A short ride on a high-speed elevator takes you to the Mori Art Museum, a stunning exhibition space that occupies the 52nd and 53rd floors. Overseen
by acclaimed museum director David Elliott, the museum has already established itself as a showcase for con­temporary art, photography, and film that rivals the finest venues in Asia. Its inaugural exhibit, "Happiness," explored the idea of bliss and how it has evolved over time in different cultures. Future exhibits include a display of works on loan from the MoMA in New York that chronicles the evolution of modern art.

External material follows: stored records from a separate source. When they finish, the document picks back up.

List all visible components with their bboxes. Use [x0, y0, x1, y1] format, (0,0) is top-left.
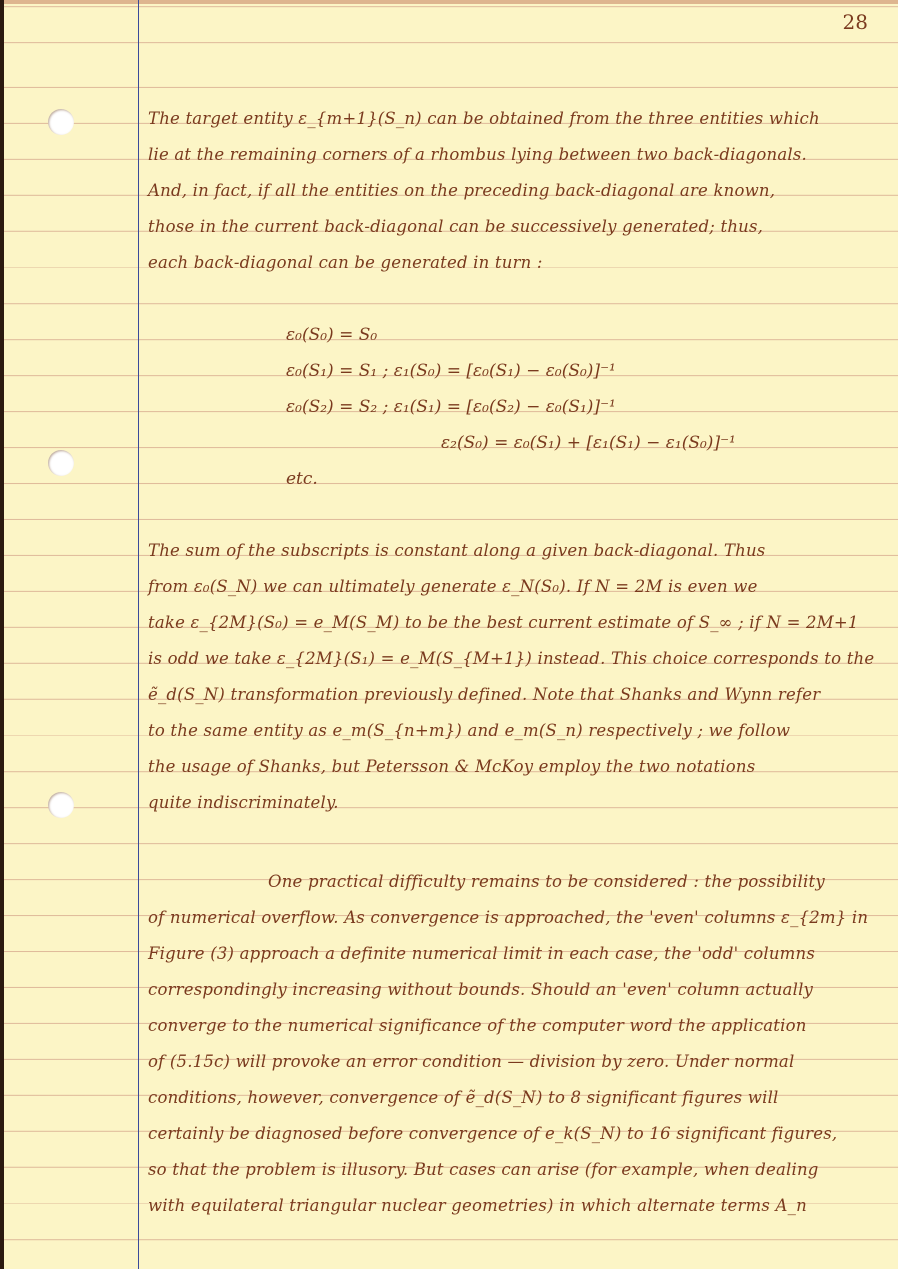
text-line: to the same entity as e_m(S_{n+m}) and e… [148, 713, 888, 749]
equation-line: etc. [286, 461, 846, 497]
punch-hole [48, 450, 74, 476]
text-line: of (5.15c) will provoke an error conditi… [148, 1044, 888, 1080]
equation-line: ε₂(S₀) = ε₀(S₁) + [ε₁(S₁) − ε₁(S₀)]⁻¹ [286, 425, 846, 461]
equation-line: ε₀(S₀) = S₀ [286, 317, 846, 353]
page-number: 28 [843, 10, 868, 34]
epsilon-equations: ε₀(S₀) = S₀ ε₀(S₁) = S₁ ; ε₁(S₀) = [ε₀(S… [286, 317, 846, 497]
text-line: is odd we take ε_{2M}(S₁) = e_M(S_{M+1})… [148, 641, 888, 677]
text-line: the usage of Shanks, but Petersson & McK… [148, 749, 888, 785]
text-line: conditions, however, convergence of ẽ_d(… [148, 1080, 888, 1116]
text-line: each back-diagonal can be generated in t… [148, 245, 888, 281]
text-line: The target entity ε_{m+1}(S_n) can be ob… [148, 101, 888, 137]
text-line: quite indiscriminately. [148, 785, 888, 821]
text-line: from ε₀(S_N) we can ultimately generate … [148, 569, 888, 605]
punch-hole [48, 792, 74, 818]
equation-line: ε₀(S₂) = S₂ ; ε₁(S₁) = [ε₀(S₂) − ε₀(S₁)]… [286, 389, 846, 425]
text-line: certainly be diagnosed before convergenc… [148, 1116, 888, 1152]
paragraph-overflow: One practical difficulty remains to be c… [148, 864, 888, 1224]
page-top-edge [0, 0, 898, 4]
paragraph-subscripts: The sum of the subscripts is constant al… [148, 533, 888, 821]
equation-line: ε₀(S₁) = S₁ ; ε₁(S₀) = [ε₀(S₁) − ε₀(S₀)]… [286, 353, 846, 389]
text-line: take ε_{2M}(S₀) = e_M(S_M) to be the bes… [148, 605, 888, 641]
text-line: converge to the numerical significance o… [148, 1008, 888, 1044]
text-line: And, in fact, if all the entities on the… [148, 173, 888, 209]
punch-hole [48, 109, 74, 135]
text-line: those in the current back-diagonal can b… [148, 209, 888, 245]
text-line: ẽ_d(S_N) transformation previously defin… [148, 677, 888, 713]
text-line: lie at the remaining corners of a rhombu… [148, 137, 888, 173]
text-line: so that the problem is illusory. But cas… [148, 1152, 888, 1188]
paragraph-rhombus-rule: The target entity ε_{m+1}(S_n) can be ob… [148, 101, 888, 281]
notebook-page: 28 The target entity ε_{m+1}(S_n) can be… [0, 0, 898, 1269]
margin-line [138, 0, 139, 1269]
text-line: of numerical overflow. As convergence is… [148, 900, 888, 936]
text-line: One practical difficulty remains to be c… [148, 864, 888, 900]
page-left-edge [0, 0, 4, 1269]
text-line: The sum of the subscripts is constant al… [148, 533, 888, 569]
text-line: correspondingly increasing without bound… [148, 972, 888, 1008]
text-line: Figure (3) approach a definite numerical… [148, 936, 888, 972]
text-line: with equilateral triangular nuclear geom… [148, 1188, 888, 1224]
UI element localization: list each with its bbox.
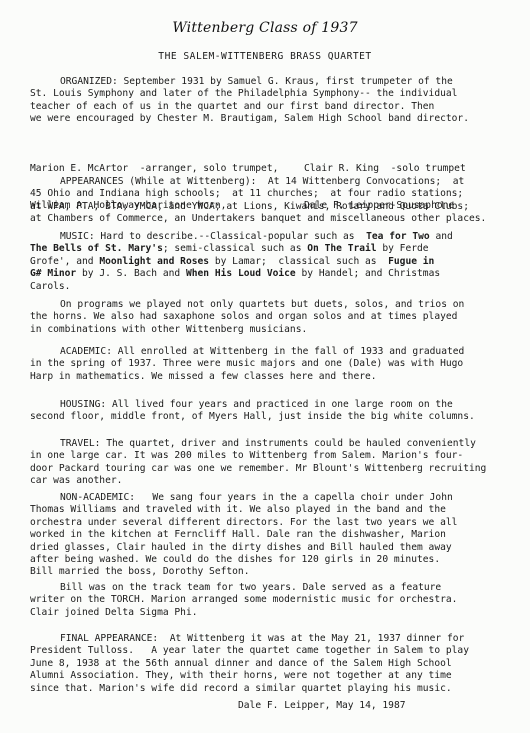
text-line: in combinations with other Wittenberg mu… bbox=[30, 324, 510, 336]
paragraph-organized: ORGANIZED: September 1931 by Samuel G. K… bbox=[30, 76, 510, 126]
song-title: Moonlight and Roses bbox=[99, 256, 209, 267]
signature: Dale F. Leipper, May 14, 1987 bbox=[238, 700, 406, 711]
text-line: Clair joined Delta Sigma Phi. bbox=[30, 607, 510, 619]
text-line: June 8, 1938 at the 56th annual dinner a… bbox=[30, 658, 510, 670]
text-line: MUSIC: Hard to describe.--Classical-popu… bbox=[30, 231, 510, 243]
song-title: When His Loud Voice bbox=[186, 268, 296, 279]
text-line: in one large car. It was 200 miles to Wi… bbox=[30, 450, 510, 462]
paragraph-final-appearance: FINAL APPEARANCE: At Wittenberg it was a… bbox=[30, 633, 510, 695]
text-line: we were encouraged by Chester M. Brautig… bbox=[30, 113, 510, 125]
text-line: On programs we played not only quartets … bbox=[30, 299, 510, 311]
text-line: writer on the TORCH. Marion arranged som… bbox=[30, 594, 510, 606]
text-line: worked in the kitchen at Ferncliff Hall.… bbox=[30, 529, 510, 541]
member-entry: Marion E. McArtor -arranger, solo trumpe… bbox=[30, 163, 278, 175]
text-line: President Tulloss. A year later the quar… bbox=[30, 645, 510, 657]
text-line: G# Minor by J. S. Bach and When His Loud… bbox=[30, 268, 510, 280]
text-line: 45 Ohio and Indiana high schools; at 11 … bbox=[30, 188, 510, 200]
song-title: Tea for Two bbox=[366, 231, 430, 242]
text-line: orchestra under several different direct… bbox=[30, 517, 510, 529]
text-line: Alumni Association. They, with their hor… bbox=[30, 670, 510, 682]
paragraph-programs: On programs we played not only quartets … bbox=[30, 299, 510, 336]
text-line: dried glasses, Clair hauled in the dirty… bbox=[30, 542, 510, 554]
text-line: at WPA, PTA, BTA, YMCA, and YWCA; at Lio… bbox=[30, 201, 510, 213]
text-line: APPEARANCES (While at Wittenberg): At 14… bbox=[30, 176, 510, 188]
text-line: door Packard touring car was one we reme… bbox=[30, 463, 510, 475]
text-line: ORGANIZED: September 1931 by Samuel G. K… bbox=[30, 76, 510, 88]
text-line: at Chambers of Commerce, an Undertakers … bbox=[30, 213, 510, 225]
song-title: On The Trail bbox=[307, 243, 376, 254]
paragraph-appearances: APPEARANCES (While at Wittenberg): At 14… bbox=[30, 176, 510, 226]
paragraph-travel: TRAVEL: The quartet, driver and instrume… bbox=[30, 438, 510, 488]
text-line: FINAL APPEARANCE: At Wittenberg it was a… bbox=[30, 633, 510, 645]
text-line: The Bells of St. Mary's; semi-classical … bbox=[30, 243, 510, 255]
text-line: ACADEMIC: All enrolled at Wittenberg in … bbox=[30, 346, 510, 358]
text-line: after being washed. We could do the dish… bbox=[30, 554, 510, 566]
text-line: Grofe', and Moonlight and Roses by Lamar… bbox=[30, 256, 510, 268]
song-title: Fugue in bbox=[388, 256, 434, 267]
document-heading: THE SALEM-WITTENBERG BRASS QUARTET bbox=[0, 51, 530, 62]
text-line: the horns. We also had saxaphone solos a… bbox=[30, 311, 510, 323]
paragraph-non-academic: NON-ACADEMIC: We sang four years in the … bbox=[30, 492, 510, 579]
paragraph-track: Bill was on the track team for two years… bbox=[30, 582, 510, 619]
text-line: in the spring of 1937. Three were music … bbox=[30, 358, 510, 370]
text-line: car was another. bbox=[30, 475, 510, 487]
text-line: TRAVEL: The quartet, driver and instrume… bbox=[30, 438, 510, 450]
text-line: Thomas Williams and traveled with it. We… bbox=[30, 504, 510, 516]
text-line: teacher of each of us in the quartet and… bbox=[30, 101, 510, 113]
text-line: since that. Marion's wife did record a s… bbox=[30, 683, 510, 695]
text-line: HOUSING: All lived four years and practi… bbox=[30, 399, 510, 411]
text-line: Harp in mathematics. We missed a few cla… bbox=[30, 371, 510, 383]
paragraph-housing: HOUSING: All lived four years and practi… bbox=[30, 399, 510, 424]
text-line: second floor, middle front, of Myers Hal… bbox=[30, 411, 510, 423]
text-line: Bill was on the track team for two years… bbox=[30, 582, 510, 594]
handwritten-title: Wittenberg Class of 1937 bbox=[0, 20, 530, 36]
text-line: Bill married the boss, Dorothy Sefton. bbox=[30, 566, 510, 578]
text-line: Carols. bbox=[30, 281, 510, 293]
text-line: St. Louis Symphony and later of the Phil… bbox=[30, 88, 510, 100]
song-title: G# Minor bbox=[30, 268, 76, 279]
member-entry: Clair R. King -solo trumpet bbox=[304, 163, 466, 175]
text-line: NON-ACADEMIC: We sang four years in the … bbox=[30, 492, 510, 504]
song-title: The Bells of St. Mary's bbox=[30, 243, 163, 254]
paragraph-academic: ACADEMIC: All enrolled at Wittenberg in … bbox=[30, 346, 510, 383]
paragraph-music: MUSIC: Hard to describe.--Classical-popu… bbox=[30, 231, 510, 293]
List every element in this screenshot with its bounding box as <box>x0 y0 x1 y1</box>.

But the most popular exhibit on display in Mori Tower may be Tokyo itself. Visitors can soak up a view of the city from the glass-enclosed 54th floor, which has a full-service bar and offers a 360-degree panorama. Known as Tokyo
City View, the 54th floor stays open until 1 a.m. and has made nighttime city-watching the hot new pastime for young urban lovebirds and couples of all ages out for an evening stroll.

"You can think of Roppongi Hills as a small city within a larger Tokyo," says Toru Nagamori, director of international public relations for Mori Building Company. "All the elements of your life are realized in this complex, and within walking distance. You don't have to leave the area to enjoy your life."

In recent years, Japanese tourists have been traveling outside their country in far greater numbers than foreign tourists have been traveling to Japan. (Last year alone, seven times more Japanese visited the United States than the other way around.) Japan's eco­nomic boom of the 1980s helped cement its image as an exorbitant place to travel and do business. Prices have long since plummeted throughout the country, though, making it immanently more affordable. But the outside world has yet to catch on. Japan has the world's second largest economy, but ranks 35th in foreign tourism. One of the ideas behind Roppongi Hills is to help reverse that trend.